If it were not for the school we should live like savages, walk naked, eat herbs and raw flesh, and dwell in caves and trees; that is to say, we should live a brutal life. In time, as a result of the school, [[92]]everybody will be more intelligent, and there will be no wars or inflamed populations, and people will look back on war with horror as a work of death and destruction. It is a great disgrace that there are children who wander in the streets and do not go to school, and when they become men it is more disgraceful. So let us be grateful to our teachers for the patience they show in instructing us, and let us regard the school with respect.

If that child preserves and develops the faculties it exhibits, it will know how to harmonise egoism and altruism for its own good and that of society. A girl of eleven deplores that nations destroy each other in war, and laments the difference of social classes and that the rich live on the work and privation of the poor. She ends:—

Why do not men, instead of killing each other in wars and hating each other for class-differences, devote themselves cheerfully to work and the discovery of things for the good of mankind? Men ought to unite to love each other and live fraternally.[1]

A child of ten, in an essay which is so good that I would insert it whole if space permitted, and if it were not for the identity in sentiment with the previous passages, says of the school and the pupil:—

Reunited under one roof, eager to learn what we [[93]]do not know, without distinction of classes [there were children of university professors among them, it will be remembered], we are children of one family guided to the same end.… The ignorant man is a nullity; little or nothing can be expected of him. He is a warning to us not to waste time; on the contrary, let us profit by it, and in due course we will be rewarded. Let us not miss the fruits of a good school, and, honouring our teachers, our family, and society, we shall live happily.

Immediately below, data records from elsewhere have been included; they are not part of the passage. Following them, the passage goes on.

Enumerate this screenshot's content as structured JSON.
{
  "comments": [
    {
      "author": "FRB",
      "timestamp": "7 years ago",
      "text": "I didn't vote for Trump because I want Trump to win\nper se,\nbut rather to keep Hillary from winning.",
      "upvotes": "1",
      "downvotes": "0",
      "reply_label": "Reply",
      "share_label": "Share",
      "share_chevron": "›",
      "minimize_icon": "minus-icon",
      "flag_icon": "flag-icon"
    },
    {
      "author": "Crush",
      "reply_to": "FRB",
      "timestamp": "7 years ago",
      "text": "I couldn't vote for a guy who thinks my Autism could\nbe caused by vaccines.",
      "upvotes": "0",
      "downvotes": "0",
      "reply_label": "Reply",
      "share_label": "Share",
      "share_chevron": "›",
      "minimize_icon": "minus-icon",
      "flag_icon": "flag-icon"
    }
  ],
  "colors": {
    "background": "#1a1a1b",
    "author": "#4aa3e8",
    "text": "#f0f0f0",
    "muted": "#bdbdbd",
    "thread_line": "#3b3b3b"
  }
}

A child of ten philosophises on the faults of mankind, which, in her opinion, can be avoided by instruction and goodwill:—

Among the faults of mankind are lying, hypocrisy, and egoism. If men, and especially women, were better instructed, and women were entirely equal to men, these faults would disappear. Parents would not send their children to religious schools, which inculcate false ideas, but to rational schools, where there is no teaching of the supernatural, which does not exist; nor to make war; but to live in solidarity and work in common.

We will close with the following essay, written by a young lady of sixteen, which is correct enough in form and substance to quote in entirety:—

What inequality there is in the present social order! Some working from morning to night without more profit than enough to buy their insufficient food; others receiving the products of the workers in order to enjoy themselves with the superfluous. Why is this so? Are we not all equal? Undoubtedly we are; but society does not recognise it, while some are destined to work and suffering, and others to [[94]]idleness and enjoyment. If a worker shows that he realises the exploitation to which he is subject, he is blamed and cruelly punished, while others suffer the inequality with patience. The worker must educate himself; and in order to do this it is necessary to found free schools, maintained by the wages which the rich give. In this way the worker will advance more and more, until he is regarded as he deserves, since the most useful mission of society depends on him.

Whatever be the logical value of these ideas, this collection shows the chief aim of the Modern School—namely, that the mind of the child, influenced by what it sees and informed by the positive knowledge it acquires, shall work freely, without prejudice or submission to any kind of sect, with perfect autonomy and no other guide but reason, equal in all, and sanctioned by the cogency of evidence, before which the darkness of sophistry and dogmatic imposition is dispelled.